Dr Elisabeth Hubert, présidente de la FNEHAD
Vous venez d’être réélue à la présidence de la FNEHAD. Pourquoi ce nouveau mandat ?
La raison en est simple : il reste encore des étapes essentielles à franchir pour les HAD et plus largement pour la reconnaissance de l’activité et je pense pouvoir encore durant les deux prochaines années aider à satisfaire nos objectifs.
Le premier est le suivi de la mise en œuvre des PRS et les décisions des commissions spécialisées d’organisation des soins (CSOS). Le nouveau droit des autorisations octroie aux établissements HAD, outre la mention socle qui correspond à l’HAD polyvalente, trois nouvelles mentions de spécialités : la rééducation, la prise en charge des enfants de moins de 3 ans et le suivi obstétrique ante et post partum. La FNEHAD sera très attentive aux conditions d’attribution de ces mentions. Par ailleurs, ces compétences complémentaires ne pouvant pas se faire à périmètre financier constant, la question de leur financement se pose et c’est un élément majeur de la réforme plus globale du financement des HAD.
Le second est la mise en œuvre du projet de chimiothérapie injectable en HAD en substitution de l’HDJ, conçu avec Unicancer, mais qui sera ouvert aux établissements de santé spécialisés en oncologie indépendamment du statut. L’idée est que le prescripteur de cette chimio en HAD, mobilisé dans le suivi du patient, soit rétribué. Le différentiel de coût entre HAD et HDJ génère des économies importantes dès le premier patient pris en charge, permettant le paiement de ce forfait pour le prescripteur. Tous les éléments constitutifs sont prêts, les acteurs de santé sont dans les starting blocks mais nous sommes dans l’attente du décret d’application qui, n’ayant pas été jugé urgent, attend son passage en Conseil d’État !

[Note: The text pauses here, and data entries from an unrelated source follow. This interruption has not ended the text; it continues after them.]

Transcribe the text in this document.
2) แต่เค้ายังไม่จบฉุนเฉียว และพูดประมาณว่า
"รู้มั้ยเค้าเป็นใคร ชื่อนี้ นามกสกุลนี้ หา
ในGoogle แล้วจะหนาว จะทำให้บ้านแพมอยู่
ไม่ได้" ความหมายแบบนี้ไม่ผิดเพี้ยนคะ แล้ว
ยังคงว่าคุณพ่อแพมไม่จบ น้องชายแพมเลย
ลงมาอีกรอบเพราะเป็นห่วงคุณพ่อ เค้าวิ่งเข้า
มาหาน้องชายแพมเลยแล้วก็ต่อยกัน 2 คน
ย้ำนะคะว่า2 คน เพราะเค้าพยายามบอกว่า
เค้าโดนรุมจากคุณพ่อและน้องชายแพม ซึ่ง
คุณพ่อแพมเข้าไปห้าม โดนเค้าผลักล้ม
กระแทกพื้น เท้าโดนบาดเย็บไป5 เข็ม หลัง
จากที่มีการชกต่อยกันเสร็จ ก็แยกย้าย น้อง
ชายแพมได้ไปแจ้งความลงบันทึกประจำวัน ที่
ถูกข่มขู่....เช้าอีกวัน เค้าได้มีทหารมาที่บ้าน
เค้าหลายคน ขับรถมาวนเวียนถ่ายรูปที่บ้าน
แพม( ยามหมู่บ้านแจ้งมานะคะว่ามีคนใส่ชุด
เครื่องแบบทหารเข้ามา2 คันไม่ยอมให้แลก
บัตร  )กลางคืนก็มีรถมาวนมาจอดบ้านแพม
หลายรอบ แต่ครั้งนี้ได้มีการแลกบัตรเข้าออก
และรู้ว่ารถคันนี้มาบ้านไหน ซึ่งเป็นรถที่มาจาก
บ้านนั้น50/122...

Le dernier projet à court terme relève de l’application de la stratégie décennale de soins palliatifs. La FNEHAD a obtenu que soient instituées des équipes d’intervention rapide en soins palliatifs par l’HAD. À la demande d’un établissement sanitaire, d’un médecin traitant, d’un EHPAD, voire du SAMU, l’équipe dédiée de l’établissement HAD serait en mesure d’intervenir très vite (dans les 2 heures) afin de répondre au domicile à une demande de prise en charge pour un patient dont l’aggravation de l’état de santé justifierait normalement son transfert urgent à l’hôpital, mais qui ne le souhaite pas. Cette prise en charge urgente suppose la mise à disposition H24 d’une équipe soignante complète et des moyens techniques conséquents en appui (véhicule/téléconsultation/outils connectés…).
Tous ces projets seront bien évidemment appelés à être évalués dans l’année qui suivra leur mise en œuvre.
Le financement de l’HAD dépend à 95 % de la T2A. Quelles sont vos attentes au sujet de la réforme du financement ?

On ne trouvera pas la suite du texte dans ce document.